Location
- 2055 Redwood Road Napa, California 94558 United States 38°19′13″N 122°18′44″W﻿ / ﻿38.32028°N 122.31222°W

Information
- Type: Private, Coeducational
- Motto: Ad Majorem Dei Gloriam (For the Greater Glory of God)
- Religious affiliation: Roman Catholic
- Established: 1980
- Founders: Lucille Cortese, Vince Cortese, Fran Crotty, Marge Crotty, Dianne Muth, Jerry Muth, Jack Kersting, Tony Ryan
- Principal: John Bertolini
- Faculty: 13
- Grades: K–12
- Colors: Blue and Red
- Mascot: Crusader
- Team name: Crusaders
- Accreditation: National Association of Private Catholic and Independent Schools
- Website: www.kolbetrinity.org

= Kolbe Academy and Trinity Prep =

Kolbe Academy & Trinity Prep is a private school in Napa, California. It offers grades from pre-kindergarten through twelfth grade and embraces a classically based Catholic educational model. It is located within the Roman Catholic Diocese of Santa Rosa, though it operates independently.

==Background==
Kolbe Academy was established in 1980 by Fran & Marge Crotty, Jerry & Dianne Muth, and Vince & Lucille Cortese in Napa, California. In 1995, the academy's homeschooling program, Kolbe Academy, began. Trinity Grammar and Prep was established in 1995 by Jack Kersting, Tony Ryan and others.

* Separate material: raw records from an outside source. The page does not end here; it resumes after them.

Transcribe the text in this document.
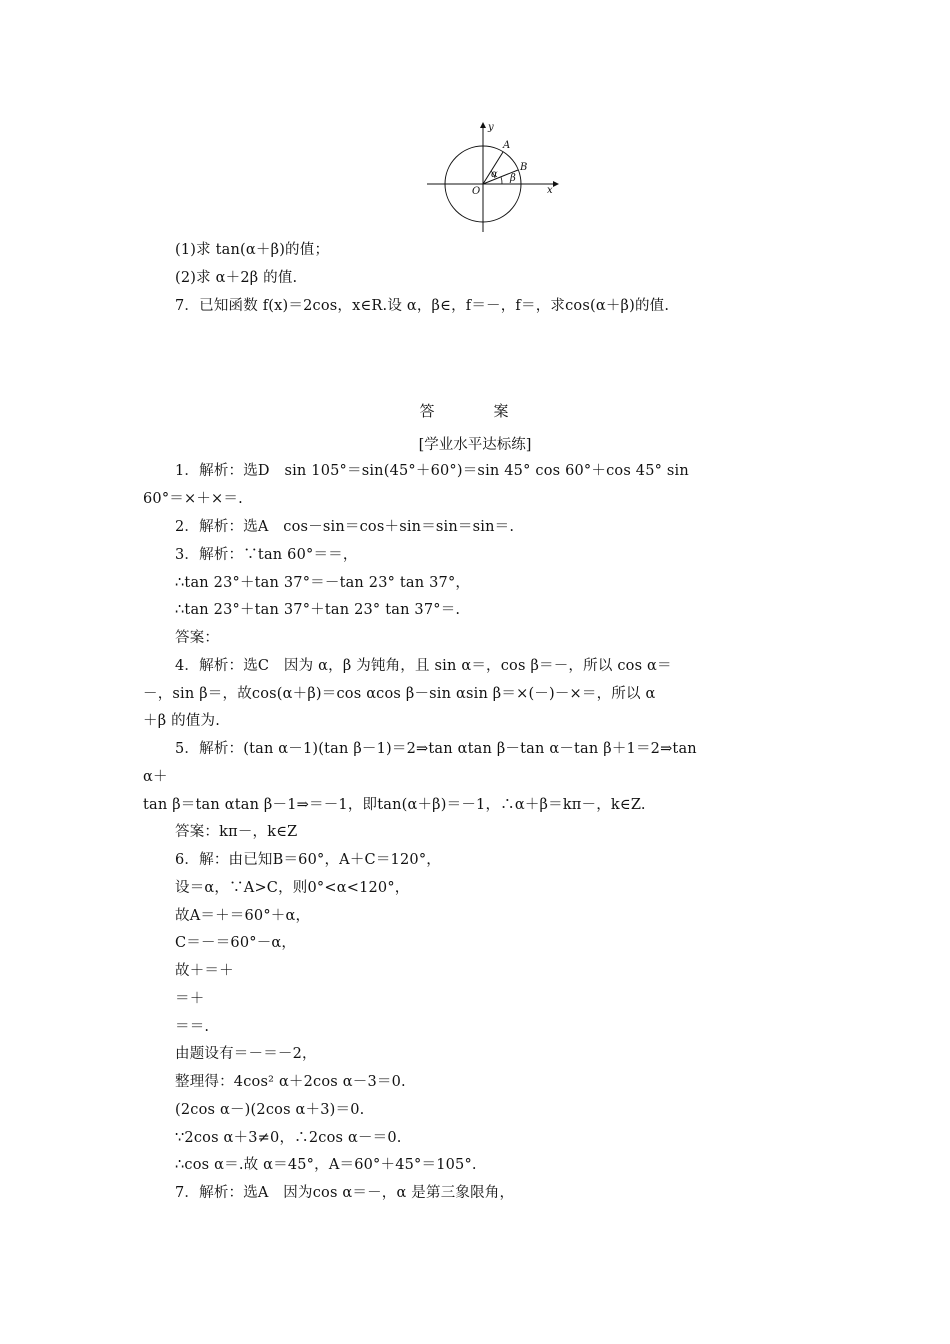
y
x
A
B
O
α β
(1)求 tan(α＋β)的值；
(2)求 α＋2β 的值.
7．已知函数 f(x)＝2cos，x∈R.设 α，β∈，f＝－，f＝，求cos(α＋β)的值.
答　案
[学业水平达标练]
1．解析：选D　sin 105°＝sin(45°＋60°)＝sin 45° cos 60°＋cos 45° sin
60°＝×＋×＝.
2．解析：选A　cos－sin＝cos＋sin＝sin＝sin＝.
3．解析：∵tan 60°＝＝，
∴tan 23°＋tan 37°＝－tan 23° tan 37°，
∴tan 23°＋tan 37°＋tan 23° tan 37°＝.
答案：
4．解析：选C　因为 α，β 为钝角，且 sin α＝，cos β＝－，所以 cos α＝
－，sin β＝，故cos(α＋β)＝cos αcos β－sin αsin β＝×(－)－×＝，所以 α
＋β 的值为.
5．解析：(tan α－1)(tan β－1)＝2⇒tan αtan β－tan α－tan β＋1＝2⇒tan
α＋
tan β＝tan αtan β－1⇒＝－1，即tan(α＋β)＝－1，∴α＋β＝kπ－，k∈Z.
答案：kπ－，k∈Z
6．解：由已知B＝60°，A＋C＝120°，
设＝α，∵A>C，则0°<α<120°，
故A＝＋＝60°＋α，
C＝－＝60°－α，
故＋＝＋
＝＋
＝＝.
由题设有＝－＝－2，
整理得：4cos² α＋2cos α－3＝0.
(2cos α－)(2cos α＋3)＝0.
∵2cos α＋3≠0，∴2cos α－＝0.
∴cos α＝.故 α＝45°，A＝60°＋45°＝105°.
7．解析：选A　因为cos α＝－，α 是第三象限角，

The two schools merged in 2008, and the homeschool program split off into an independent homeschool program.

In July of 2026, the school rebranded itself as St. Maximilian Catholic School in order to distinguish itself from the Kolbe Academy homeschool program that is also based in Napa, California.

==Curriculum==
The school's curriculum is grounded in the Ignatian tradition. The spoken arts of grammar and rhetoric are emphasized. Grade levels at the school are combined in pairs — first-and second graders are in one classroom, third-and fourth graders are in another, for example. Students are exposed to the greatest works of Western Civilization and also study Latin and public speaking.

==History==
Kolbe Academy was founded in 1980 as a 1st through 7th grade school, with a grade per year added until it was 1st-12th Grades. Trinity Education Center, Inc. was founded in 1991 in Fairfield, California as a home school. In 1995 it began doing business as Trinity Grammar and Prep as a 1st through 12th Grade school with 50 students.

In 2008, the two schools united to form Kolbe Academy & Trinity Prep.